3. Seorang pemimpin dituntut untuk merubah strategi dalam menghadapi musuh sesuai dengan maslahat dan mafsadahnya, sebagaimana Rasûlullâh Shallallahu ‘alaihi wa sallam yang merubah strategi bertahan ke stratetegi menyerang.

[Disalin dari majalah As-Sunnah Edisi 02/Tahun XV/1431H/2011. Diterbitkan Yayasan Lajnah Istiqomah Surakarta, Jl. Solo – Purwodadi Km.8 Selokaton Gondangrejo Solo 57183 Telp. 0271-761016]
_______
Footnote
[1]. Dalilnya adalah atsar dari Qatâdah z dengan sanad hasan dan syair dari seorang saksi mata yang bernama Dharar bin al-Khatthab yang mengikuti perang Khandaq bersama musyrikin sebelum masuk Islam.
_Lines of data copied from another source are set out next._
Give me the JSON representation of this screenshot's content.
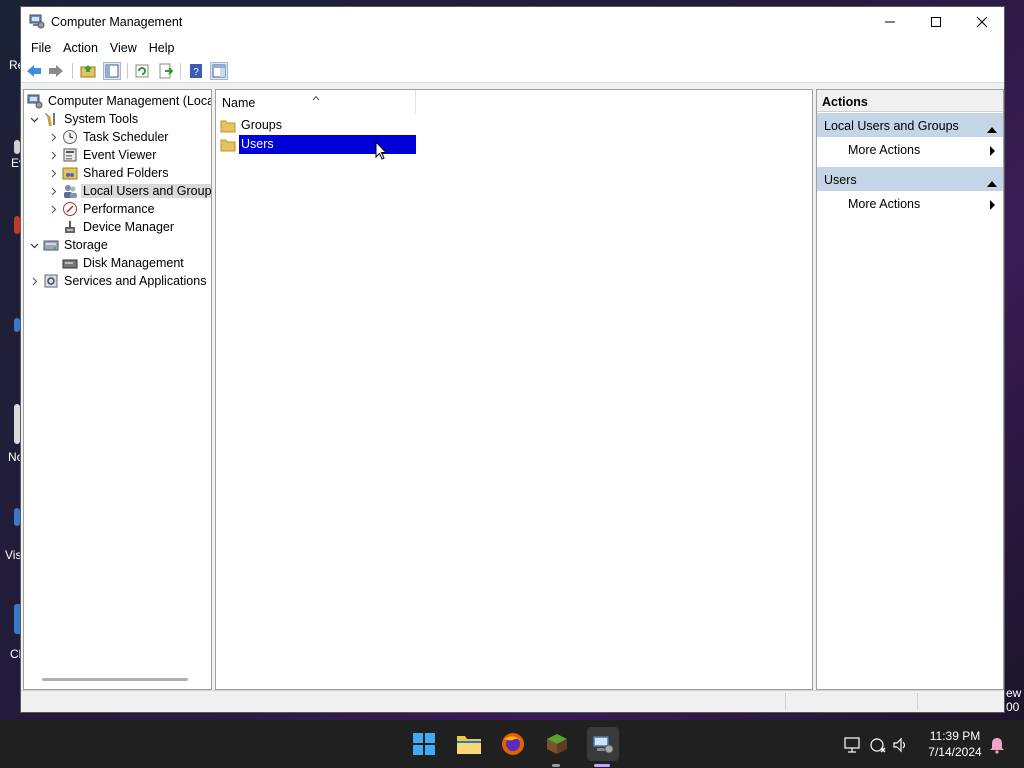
{
  "window": {
    "title": "Computer Management"
  },
  "menu": [
    "File",
    "Action",
    "View",
    "Help"
  ],
  "toolbar": {
    "buttons": [
      "back-icon",
      "forward-icon",
      "up-folder-icon",
      "show-hide-tree-icon",
      "refresh-icon",
      "export-list-icon",
      "help-icon",
      "show-hide-action-pane-icon"
    ]
  },
  "tree": {
    "root": "Computer Management (Local",
    "system_tools": "System Tools",
    "task_scheduler": "Task Scheduler",
    "event_viewer": "Event Viewer",
    "shared_folders": "Shared Folders",
    "local_users": "Local Users and Groups",
    "performance": "Performance",
    "device_manager": "Device Manager",
    "storage": "Storage",
    "disk_management": "Disk Management",
    "services": "Services and Applications"
  },
  "list": {
    "column_name": "Name",
    "items": [
      "Groups",
      "Users"
    ]
  },
  "actions": {
    "header": "Actions",
    "section1": "Local Users and Groups",
    "section1_item": "More Actions",
    "section2": "Users",
    "section2_item": "More Actions"
  },
  "taskbar": {
    "time": "11:39 PM",
    "date": "7/14/2024"
  },
  "desktop": {
    "peek_re": "Re",
    "peek_ev": "Ev",
    "peek_no": "No",
    "peek_vis": "Vis",
    "peek_cl": "Cl",
    "peek_ew": "ew",
    "peek_00": "00"
  },
  "colors": {
    "selection": "#0000d8",
    "action_section": "#c3d5e6",
    "taskbar": "#202020",
    "folder": "#e8c25c"
  }
}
Lihat, Marwiyât Ghazwatil Khandaq, hlm. 290 (risalah ilmiyyah di Jami’ah Islamiyyah Madinah) dan yang mengatakan 24 malam berdalil dengan riwayat yang mursal dari Sa’id bin al Musaiyyib (lihat, as-Siratun Nabawiyah fi Dhau’il Mashâdiril Ashliyyah, hlm. 428
[2]. Sirah Ibnu Hisyam:(2/224), keterangan lebih detil mengenai perang tanding ini bisa dilihat dalam Sirah Ibni Katsir:(3/202- 206), Zâdul Ma’âd (3/240).
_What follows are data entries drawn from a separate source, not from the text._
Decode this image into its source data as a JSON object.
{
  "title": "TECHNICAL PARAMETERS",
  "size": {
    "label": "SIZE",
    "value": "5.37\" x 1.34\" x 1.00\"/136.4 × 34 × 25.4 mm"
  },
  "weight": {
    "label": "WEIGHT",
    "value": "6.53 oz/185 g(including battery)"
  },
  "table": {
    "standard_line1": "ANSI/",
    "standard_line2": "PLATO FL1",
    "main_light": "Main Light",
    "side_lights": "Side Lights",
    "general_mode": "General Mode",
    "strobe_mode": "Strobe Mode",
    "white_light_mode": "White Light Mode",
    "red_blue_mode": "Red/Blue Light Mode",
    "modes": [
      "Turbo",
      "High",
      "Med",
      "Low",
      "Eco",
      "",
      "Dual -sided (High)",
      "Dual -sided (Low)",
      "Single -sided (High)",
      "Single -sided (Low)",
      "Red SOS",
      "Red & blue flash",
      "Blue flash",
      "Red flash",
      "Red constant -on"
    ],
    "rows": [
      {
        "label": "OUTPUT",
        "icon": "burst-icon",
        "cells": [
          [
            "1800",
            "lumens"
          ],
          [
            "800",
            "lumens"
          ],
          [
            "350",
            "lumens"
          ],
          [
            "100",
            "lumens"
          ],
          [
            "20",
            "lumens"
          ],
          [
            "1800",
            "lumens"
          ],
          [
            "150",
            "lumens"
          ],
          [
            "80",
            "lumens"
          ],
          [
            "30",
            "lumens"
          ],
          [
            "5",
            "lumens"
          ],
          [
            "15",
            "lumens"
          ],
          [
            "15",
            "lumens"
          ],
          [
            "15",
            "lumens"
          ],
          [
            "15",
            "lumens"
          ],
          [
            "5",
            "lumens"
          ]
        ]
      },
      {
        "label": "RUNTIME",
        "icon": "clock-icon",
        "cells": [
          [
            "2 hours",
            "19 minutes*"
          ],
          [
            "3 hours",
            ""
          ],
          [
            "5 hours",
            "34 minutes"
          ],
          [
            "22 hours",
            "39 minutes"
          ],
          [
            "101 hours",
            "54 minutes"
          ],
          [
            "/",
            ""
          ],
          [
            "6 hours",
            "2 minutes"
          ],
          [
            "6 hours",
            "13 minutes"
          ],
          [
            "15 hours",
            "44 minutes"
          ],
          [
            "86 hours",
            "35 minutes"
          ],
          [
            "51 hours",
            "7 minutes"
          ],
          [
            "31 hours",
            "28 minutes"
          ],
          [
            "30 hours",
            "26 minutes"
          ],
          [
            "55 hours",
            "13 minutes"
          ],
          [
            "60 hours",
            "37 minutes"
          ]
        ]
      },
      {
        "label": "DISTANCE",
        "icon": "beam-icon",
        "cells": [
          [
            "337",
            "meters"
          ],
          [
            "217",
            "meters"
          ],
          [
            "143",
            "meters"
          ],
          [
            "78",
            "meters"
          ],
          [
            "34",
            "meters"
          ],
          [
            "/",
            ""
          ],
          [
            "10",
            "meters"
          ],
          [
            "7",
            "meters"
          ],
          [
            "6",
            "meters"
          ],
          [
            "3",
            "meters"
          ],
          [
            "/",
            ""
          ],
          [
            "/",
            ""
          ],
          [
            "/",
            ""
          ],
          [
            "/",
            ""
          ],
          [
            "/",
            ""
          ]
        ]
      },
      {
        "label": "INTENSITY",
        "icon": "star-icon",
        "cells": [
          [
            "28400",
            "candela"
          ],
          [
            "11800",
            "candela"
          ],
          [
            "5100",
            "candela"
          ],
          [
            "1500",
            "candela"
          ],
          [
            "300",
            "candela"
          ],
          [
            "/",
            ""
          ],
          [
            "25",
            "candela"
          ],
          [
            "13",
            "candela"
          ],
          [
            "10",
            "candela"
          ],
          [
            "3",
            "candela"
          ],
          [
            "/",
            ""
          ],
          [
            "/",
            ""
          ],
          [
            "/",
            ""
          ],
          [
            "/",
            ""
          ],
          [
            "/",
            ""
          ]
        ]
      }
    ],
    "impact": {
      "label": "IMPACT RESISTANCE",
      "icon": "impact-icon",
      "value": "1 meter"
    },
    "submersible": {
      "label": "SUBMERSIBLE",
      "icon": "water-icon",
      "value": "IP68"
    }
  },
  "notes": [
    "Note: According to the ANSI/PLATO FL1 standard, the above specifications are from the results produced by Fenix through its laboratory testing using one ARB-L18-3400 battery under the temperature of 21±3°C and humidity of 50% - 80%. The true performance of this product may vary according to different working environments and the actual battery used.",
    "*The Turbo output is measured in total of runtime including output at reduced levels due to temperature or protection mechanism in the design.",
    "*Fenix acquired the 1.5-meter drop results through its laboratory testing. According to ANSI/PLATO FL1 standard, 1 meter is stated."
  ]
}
[3]. Fathul Bâri, Bab Ghazwatil Khandaq (ta’liq Syaikh Bin Baz), (7/406); Shahih Muslim, 1453(2/111).
[4]. Syaikh Akram al Umariy mengatakan riwayat tentang kisah Nua’im tidak ada yang shahih menurut ilmu hadits, tapi ceritanya sangat terkenal di kalangan ulama sirah, hlm. 430 dan Marwiyât Ghazwatil Khandaq, hlm. 371.
[5]. “Perang adalah tipu daya” (HR. Bukhari dan Muslim)
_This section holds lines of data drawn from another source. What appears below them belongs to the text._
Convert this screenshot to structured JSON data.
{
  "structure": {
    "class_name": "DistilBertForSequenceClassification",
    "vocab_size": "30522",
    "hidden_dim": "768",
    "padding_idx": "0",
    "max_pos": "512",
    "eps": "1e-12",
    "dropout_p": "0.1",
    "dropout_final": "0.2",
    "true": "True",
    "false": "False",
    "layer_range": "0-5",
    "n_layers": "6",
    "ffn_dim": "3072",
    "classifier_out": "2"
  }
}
[6]. Lihat, as-Siratun Nabawiyah fi Dhau’il Mashâdiril Ashliyyah, hlm. 453-454.
[7]. HR. Muslim, Bab Ghazwatil Ahzâb (5/177).
[8]. Lihat, as-Siratun Nabawiyah as-Shahihah, karya al Umariy, ?/430.
[9]. Fathul Bari, Bab Ghazwtil Khandaq (7/406), dan Shahih Muslim:(5/143).
[10]. Fathul Bari, Bab Ghazwtil Khandaq (7/405).
[11]. Lihat, as-Siratun Nabawiyah as-Shahihah, karya al Umariy, ?/429.
[12]. Lihat kutaib, as-Sabîlu ilal ‘Izzi wat Tamkin dan Maqâsidu Suratil Baqarah. Dua kitab kecil ini di tulis oleh Syaikh Abdul Malik bin Ahmad Ramadhaniy.